Running parallel stories without every player in every strain is a good idea. Players may take part in one or more strains, depending on their time, and each strain is less vulnerable to individual players being stuck in real life. The constraint is the number of strains the SG can handle.
Bad Apples even ran parallel seasons; three stories per year, different seasons, but in parallel. Any inconsistencies were brushed under the carpet.
If you run an established covenant with lots of covenfolk and lots of activity, it is relatively easy to enforce grog only stories. Your magus wanted to join? Well, he did not even know about it. If the covenant is busy enough, even the Tytalus busy-body cannot keep up, and if the players are difficult, throw out a red heng. Your magus joined the grogs to find the lost goat. You found the goat. Nothing interesting happened. Exsposure 2xp. Then, of course, the other grogs went elsewhere and had a story worth telling.
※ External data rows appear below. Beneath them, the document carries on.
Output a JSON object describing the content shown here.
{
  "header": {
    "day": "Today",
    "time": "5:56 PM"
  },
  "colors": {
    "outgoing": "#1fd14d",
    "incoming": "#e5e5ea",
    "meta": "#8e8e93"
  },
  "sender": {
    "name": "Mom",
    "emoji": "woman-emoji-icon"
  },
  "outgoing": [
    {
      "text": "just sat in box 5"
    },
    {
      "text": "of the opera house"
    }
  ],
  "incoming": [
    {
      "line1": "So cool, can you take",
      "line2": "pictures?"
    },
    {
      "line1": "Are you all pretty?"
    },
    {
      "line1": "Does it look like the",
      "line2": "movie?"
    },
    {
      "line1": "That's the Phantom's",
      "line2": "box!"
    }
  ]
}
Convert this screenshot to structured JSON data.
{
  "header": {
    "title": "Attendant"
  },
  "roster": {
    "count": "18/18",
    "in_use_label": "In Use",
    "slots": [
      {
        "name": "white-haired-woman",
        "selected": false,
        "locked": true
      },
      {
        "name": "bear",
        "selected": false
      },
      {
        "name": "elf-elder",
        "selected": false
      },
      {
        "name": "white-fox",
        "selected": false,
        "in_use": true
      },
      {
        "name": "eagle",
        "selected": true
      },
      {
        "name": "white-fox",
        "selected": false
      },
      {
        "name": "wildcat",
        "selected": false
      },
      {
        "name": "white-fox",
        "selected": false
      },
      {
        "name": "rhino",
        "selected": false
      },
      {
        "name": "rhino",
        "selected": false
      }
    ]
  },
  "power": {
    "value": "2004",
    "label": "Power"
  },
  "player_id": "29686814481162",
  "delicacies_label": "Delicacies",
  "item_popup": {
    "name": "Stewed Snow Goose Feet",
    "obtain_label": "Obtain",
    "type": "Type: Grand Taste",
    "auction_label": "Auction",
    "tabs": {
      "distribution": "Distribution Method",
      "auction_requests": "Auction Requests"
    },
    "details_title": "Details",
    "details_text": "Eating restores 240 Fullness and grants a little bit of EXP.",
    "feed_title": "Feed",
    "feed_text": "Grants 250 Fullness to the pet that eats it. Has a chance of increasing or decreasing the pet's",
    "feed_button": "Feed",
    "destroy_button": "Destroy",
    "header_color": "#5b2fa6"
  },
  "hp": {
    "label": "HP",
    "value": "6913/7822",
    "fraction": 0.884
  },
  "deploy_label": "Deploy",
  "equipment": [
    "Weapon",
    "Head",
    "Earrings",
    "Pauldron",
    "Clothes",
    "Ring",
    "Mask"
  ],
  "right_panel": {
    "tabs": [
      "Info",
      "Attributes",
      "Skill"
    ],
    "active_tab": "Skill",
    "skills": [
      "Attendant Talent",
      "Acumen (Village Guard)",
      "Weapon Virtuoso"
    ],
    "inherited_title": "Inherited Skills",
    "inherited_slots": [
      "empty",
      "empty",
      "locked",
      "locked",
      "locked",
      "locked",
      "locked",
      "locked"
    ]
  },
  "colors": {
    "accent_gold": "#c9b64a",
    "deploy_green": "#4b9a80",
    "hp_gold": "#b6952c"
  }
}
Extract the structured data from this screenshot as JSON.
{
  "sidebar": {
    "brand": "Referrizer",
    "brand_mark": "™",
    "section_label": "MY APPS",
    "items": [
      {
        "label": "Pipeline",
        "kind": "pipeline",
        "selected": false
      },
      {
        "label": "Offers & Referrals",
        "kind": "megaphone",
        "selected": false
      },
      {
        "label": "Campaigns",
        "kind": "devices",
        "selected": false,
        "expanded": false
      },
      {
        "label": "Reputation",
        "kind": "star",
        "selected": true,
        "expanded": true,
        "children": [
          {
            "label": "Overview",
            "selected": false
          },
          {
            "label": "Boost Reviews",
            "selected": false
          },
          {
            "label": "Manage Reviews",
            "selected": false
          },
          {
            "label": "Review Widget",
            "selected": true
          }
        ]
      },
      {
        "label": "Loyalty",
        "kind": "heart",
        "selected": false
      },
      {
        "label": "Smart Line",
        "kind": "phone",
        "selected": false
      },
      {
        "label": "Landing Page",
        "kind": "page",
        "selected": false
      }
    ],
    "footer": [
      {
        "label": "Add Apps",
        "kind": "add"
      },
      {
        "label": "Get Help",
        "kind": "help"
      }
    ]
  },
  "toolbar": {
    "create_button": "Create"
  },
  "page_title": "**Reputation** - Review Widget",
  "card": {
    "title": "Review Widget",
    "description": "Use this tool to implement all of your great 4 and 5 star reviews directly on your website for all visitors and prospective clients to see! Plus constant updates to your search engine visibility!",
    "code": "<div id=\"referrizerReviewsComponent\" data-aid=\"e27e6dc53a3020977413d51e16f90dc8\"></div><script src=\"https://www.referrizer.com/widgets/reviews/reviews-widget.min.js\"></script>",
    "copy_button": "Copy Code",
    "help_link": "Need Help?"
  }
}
However, in a fledgling, under-staffed Spring covenant, nothing really goes under the radar, and it may be important for the magi to explore the area too. Barring magi from a story may threaten the suspension of disbelief. Some magi will want to stay behind to study, but some magi are urban and sociable, busybodies, or whatnot; there need to be a reason for them to stay at home to keep the story plausible.
Things may work out better if the magi's downtime activities are narrated in advance, rather than being recorded after the stories are told. Magi might be offered, or even forced into, a story after they have committed the vis for an enchantment. Possibly harsh, but more realistic. In practice I find that most players are constantly behind with their paperwork, and cannot declare their characters action in intervening seasons before the story starts in session, and this is impossible to enforce. And I find that it is harder online, too, even with PbP because there are always some players who do not respond within reasonable time.
This is not easy, and what works in one group may not work in another, and it is rare to find a troupe with homogeneous expectations and commitment.